Comment from Chris Dodds
Time December 24, 2009 at 2:01 pm

I note even if you choose not to that a Green’s Councillor on Newcastle City Council was one of those arrested for stopping the coal train. I also challenge you to compare your own history of civil disobedience and arreast with that of Bob Brown, Ian Cohen, Lee Riahannon and many other Green leaders.

Comment from Flower
Time December 24, 2009 at 8:08 pm

Indeed Chris Dodds – you present a valid point. Where have we seen good working men march in protest to protect the environment?

For 200 years we’ve been conquering nature. Now we’re beating it to death while good working men collect their pay and say nothing, complicit in the environmental carnage that prevails.

To date only the Greens have learnt that it is an altruistic heart and the intentions of the warrior that are more important than a label or obscene corporate profits.

And nothing remains safe from the imbecilic marks of a nation governed by the unscrupulous swines in the Labor and Liberal movements who suck up to the corporate eco-vandals while Australia’s CO2 levels and hazardous waste is out of control.
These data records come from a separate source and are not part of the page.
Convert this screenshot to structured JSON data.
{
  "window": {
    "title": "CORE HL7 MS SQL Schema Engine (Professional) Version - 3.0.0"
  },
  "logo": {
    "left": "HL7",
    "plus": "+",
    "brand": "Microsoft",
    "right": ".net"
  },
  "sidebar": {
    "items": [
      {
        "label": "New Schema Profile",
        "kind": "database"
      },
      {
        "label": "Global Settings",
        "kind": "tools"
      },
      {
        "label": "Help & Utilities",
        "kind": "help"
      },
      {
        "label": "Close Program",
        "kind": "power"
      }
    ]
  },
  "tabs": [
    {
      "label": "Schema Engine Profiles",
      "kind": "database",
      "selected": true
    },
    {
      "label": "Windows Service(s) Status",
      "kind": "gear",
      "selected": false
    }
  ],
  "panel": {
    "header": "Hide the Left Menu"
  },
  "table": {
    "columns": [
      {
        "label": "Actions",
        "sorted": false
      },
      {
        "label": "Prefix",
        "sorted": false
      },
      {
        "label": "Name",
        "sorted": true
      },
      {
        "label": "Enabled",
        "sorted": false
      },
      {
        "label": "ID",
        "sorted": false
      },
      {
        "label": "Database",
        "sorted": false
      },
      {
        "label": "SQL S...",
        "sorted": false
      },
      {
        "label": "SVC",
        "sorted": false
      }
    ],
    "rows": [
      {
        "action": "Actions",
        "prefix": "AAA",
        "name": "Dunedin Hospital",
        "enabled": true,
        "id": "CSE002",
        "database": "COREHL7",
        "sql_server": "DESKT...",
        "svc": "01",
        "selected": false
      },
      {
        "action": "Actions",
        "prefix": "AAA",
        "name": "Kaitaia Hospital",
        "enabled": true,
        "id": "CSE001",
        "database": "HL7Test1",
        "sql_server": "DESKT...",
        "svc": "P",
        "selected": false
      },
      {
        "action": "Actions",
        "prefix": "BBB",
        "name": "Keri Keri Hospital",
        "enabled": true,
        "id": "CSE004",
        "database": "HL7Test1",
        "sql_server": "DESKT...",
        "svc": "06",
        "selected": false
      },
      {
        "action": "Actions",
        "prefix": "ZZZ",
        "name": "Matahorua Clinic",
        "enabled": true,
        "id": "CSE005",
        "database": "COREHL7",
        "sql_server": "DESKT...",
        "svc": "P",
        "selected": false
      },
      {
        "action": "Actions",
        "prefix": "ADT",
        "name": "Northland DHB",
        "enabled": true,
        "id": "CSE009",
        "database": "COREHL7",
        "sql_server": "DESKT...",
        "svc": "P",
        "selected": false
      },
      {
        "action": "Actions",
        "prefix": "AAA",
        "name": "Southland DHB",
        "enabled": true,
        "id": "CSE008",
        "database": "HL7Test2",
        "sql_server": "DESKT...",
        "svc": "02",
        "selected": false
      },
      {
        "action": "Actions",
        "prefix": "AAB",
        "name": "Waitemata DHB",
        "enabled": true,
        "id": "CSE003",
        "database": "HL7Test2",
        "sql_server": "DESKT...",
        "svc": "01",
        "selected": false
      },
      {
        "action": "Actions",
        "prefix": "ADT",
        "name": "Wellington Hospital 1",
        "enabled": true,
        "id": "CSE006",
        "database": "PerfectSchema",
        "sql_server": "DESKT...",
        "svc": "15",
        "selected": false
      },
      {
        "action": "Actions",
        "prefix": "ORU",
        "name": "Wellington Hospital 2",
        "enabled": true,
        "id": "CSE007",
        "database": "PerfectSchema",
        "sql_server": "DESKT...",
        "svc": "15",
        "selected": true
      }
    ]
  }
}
Mr Five Percent and the rest of the king motor mouths are incapable of providing any worthwhile plan to ensure the survival of this nation or beyond, yet even the biblical Noah was intelligent enough to build his ark before it started raining!

Comment from John
Time December 24, 2009 at 10:29 pm

That is true Chris. I wonder if that civil disobedience is before their election. Maybe not. But the point I was trying to make was that I think the Greens have an historic opportunity to build a mass movement to stop society continuing in the old polluting ways. But I think the wing of the Greens that has a cross class approach may not be committed to or interested in action and the more radical wing perhaps substitutes its actions for those of the majority. Now if this latter is part of a worked out approach to build a mass democratic movement, especially based on the working class, then that’s a step forward.

I am not sure that is the approach however. Certainly no statements I have seen to date from the Greens indicate that.

In that sense I think their marriage to parliamentary processes and their seeming lack of (or perhaps sotto voce?) class analysis may trap them in a round of actions which at best mobilise people as an adjunct to parliamentary discussions rather than mobilising a power that forces Rudd et al to actually undertake real action on climate change.

For example if Parliament is to vote again on the ETS in February where is the extra-parliamentary plan of action around that from the Greens?

Flower, I wouldn’t dismiss the working class as an agent of environmental change. The BLF’s green bans are the most obvious example.